I have a data.table with the following structure:
library(data.table)
dt = structure(list(chr = c("chr1", "chr1", "chr1", "chr1", "chrX",
"chrX", "chrX", "chrX"), start = c(842326, 855423, 855426, 855739,
153880833, 153880841, 154298086, 154298089), end = c(842327L,
855424L, 855427L, 855740L, 153880834L, 153880842L, 154298087L,
154298090L), meth.diff = c(9.35200555410902, 19.1839617944039,
29.6734426495636, -12.3375577709254, 50.5830043986142, 52.7503561092491,
46.5783738475184, 41.8662800742733), mean_KO = c(9.35200555410902,
19.1839617944039, 32.962962583692, 1.8512250859083, 51.2741224212646,
53.0928367727283, 47.4901932463221, 44.8441659366298), mean_WT = c(0,
0, 3.28951993412841, 14.1887828568337, 0.69111802265039, 0.34248066347919,
0.91181939880374, 2.97788586235646), coverage_KO = c(139L, 55L,
55L, 270L, 195L, 194L, 131L, 131L), coverage_WT = c(120L, 86L,
87L, 444L, 291L, 293L, 181L, 181L)), .Names = c("chr", "start",
"end", "meth.diff", "mean_KO", "mean_WT", "coverage_KO", "coverage_WT"
), class = c("data.table", "data.frame"), row.names = c(NA, -8L
))
These are genomic coordinates with associated values, the file is sorted by by chromosome ("chr") (1 through 22, then X, then Y), start and end position so that the first row contains the lowest numbered start position on chromosome 1, and proceeds sequentially for all data points on chromosome 1, then 2, etc.

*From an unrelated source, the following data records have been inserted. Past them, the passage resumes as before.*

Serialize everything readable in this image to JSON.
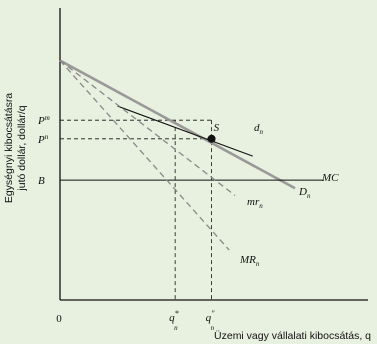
{
  "chart_data": {
    "type": "line",
    "title": "",
    "xlabel": "Üzemi vagy vállalati kibocsátás, q",
    "ylabel_line1": "Egységnyi kibocsátásra",
    "ylabel_line2": "jutó dollár, dollár/q",
    "origin_label": "0",
    "y_ticks": [
      {
        "label": "P",
        "sup": "m",
        "value": 0.666
      },
      {
        "label": "P",
        "sup": "n",
        "value": 0.597
      },
      {
        "label": "B",
        "sup": "",
        "value": 0.444
      }
    ],
    "x_ticks": [
      {
        "label": "q",
        "sup": "*",
        "sub": "n",
        "value": 0.49
      },
      {
        "label": "q",
        "sup": "″",
        "sub": "n",
        "value": 0.645
      }
    ],
    "point": {
      "label": "S",
      "x": 0.645,
      "y": 0.597
    },
    "series": [
      {
        "name": "D",
        "sub": "n",
        "style": "solid-gray",
        "points": [
          [
            0,
            0.887
          ],
          [
            1.0,
            0.414
          ]
        ]
      },
      {
        "name": "d",
        "sub": "n",
        "style": "solid-black",
        "points": [
          [
            0.245,
            0.718
          ],
          [
            0.82,
            0.533
          ]
        ]
      },
      {
        "name": "MC",
        "sub": "",
        "style": "solid-black",
        "points": [
          [
            0,
            0.444
          ],
          [
            1.12,
            0.444
          ]
        ]
      },
      {
        "name": "mr",
        "sub": "n",
        "style": "dashed",
        "points": [
          [
            0,
            0.887
          ],
          [
            0.745,
            0.387
          ]
        ]
      },
      {
        "name": "MR",
        "sub": "n",
        "style": "dashed",
        "points": [
          [
            0,
            0.887
          ],
          [
            0.72,
            0.185
          ]
        ]
      }
    ]
  }
}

At this point, every single row has a start-end length of 1. After collapsing the start-end lengths will vary depending on how many rows were collapsed and their distance from the adjacent row.
1st: I would like to collapse adjacent rows into larger start/end ranges based on the following criteria:
The two adjacent rows share the same value for the "chr" column (row 1 "chr" = chr1, and row 2 "chr" = chr1)

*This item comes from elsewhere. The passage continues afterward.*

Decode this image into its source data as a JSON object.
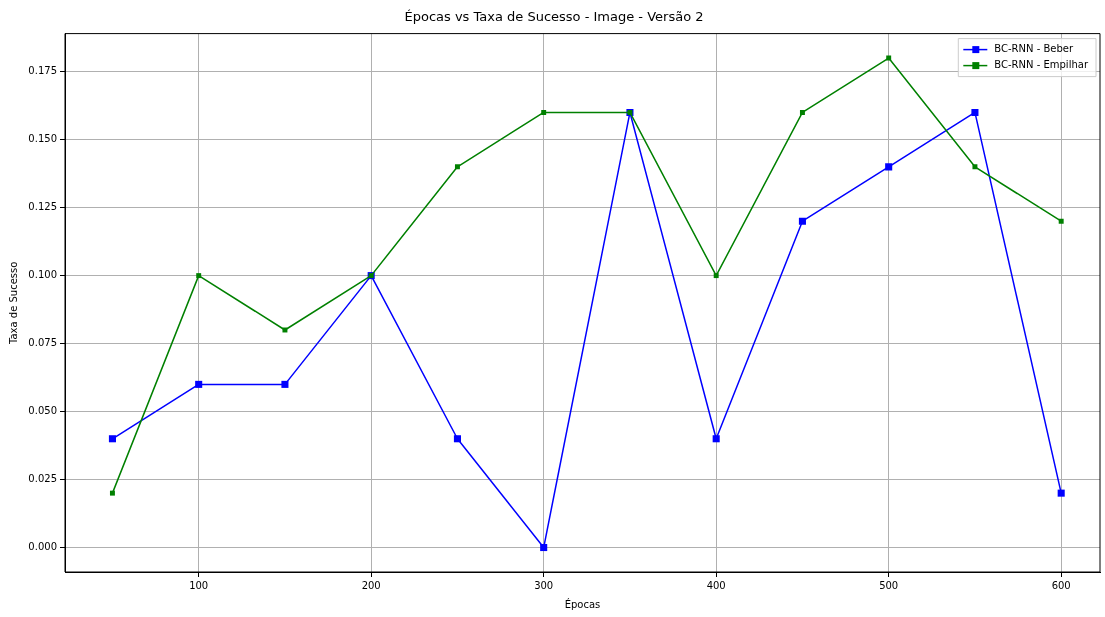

The two adjacent rows have "start" coordinate within 500 of one another (if row 1 "start" = 1000, and row 2 "start" <= 1499, collapse these into a single row; if row1 = 1000 and row2 = 1500, keep separate)
The adjacent rows must have the same sign for the "diff" column (i.e. even if chr = chr and start within 500, if diff1 = + 5 and diff2 = -5, keep entries separate)
2nd: I would like to calculate the coverage_ weighted averages of the collapsed mean_KO/WT columns with the weighting by the coverage_KO/WT columns:
Ex: collapse 2 rows,
row 1 mean_1 = 5.0, coverage_1 = 20.
row 2 mean_1 =40.0, coverage_1 = 45.
weighted avg mean_1 = (((5.0*20)/(20+45)) + ((40.0*45)/(20+45))) = 29.23
What I would like the output to look like (except collapsed row means would be calculated and not in string form):
library(data.table)
dt_output = structure(list(chr = c("chr1", "chr1", "chr1", "chrX", "chrX"
), start = c(842326, 855423, 855739, 153880833, 154298086), end = c(842327,
855427, 855740, 153880842, 154298090), mean_1 = c("9.35", "((19.18*55)/(55+55)) + ((32.96*55)/(55+55))",
"1.85", "((51.27*195)/(195+194)) + ((53.09*194)/(195+194))",
"((47.49*131)/(131+131)) + ((44.84*131)/(131+131))"), mean_2 = c("0",
"((0.00*86)/(86+87)) + ((3.29*87)/(86+87))", "14.19", "((0.69*291)/(291+293)) + ((0.34*293)/(291+293))",
"((0.91*181)/(181+181)) + ((2.98*181)/(181+181))")), .Names = c("chr",
"start", "end", "mean_1", "mean_2"), row.names = c(NA, -5L), class = c("data.table", "data.frame"))
Help with either part 1 or 2 or any advice is appreciated.
I have been using R for most of my data manipulations, but I am open to any language that can provide a solution. Thanks in advance.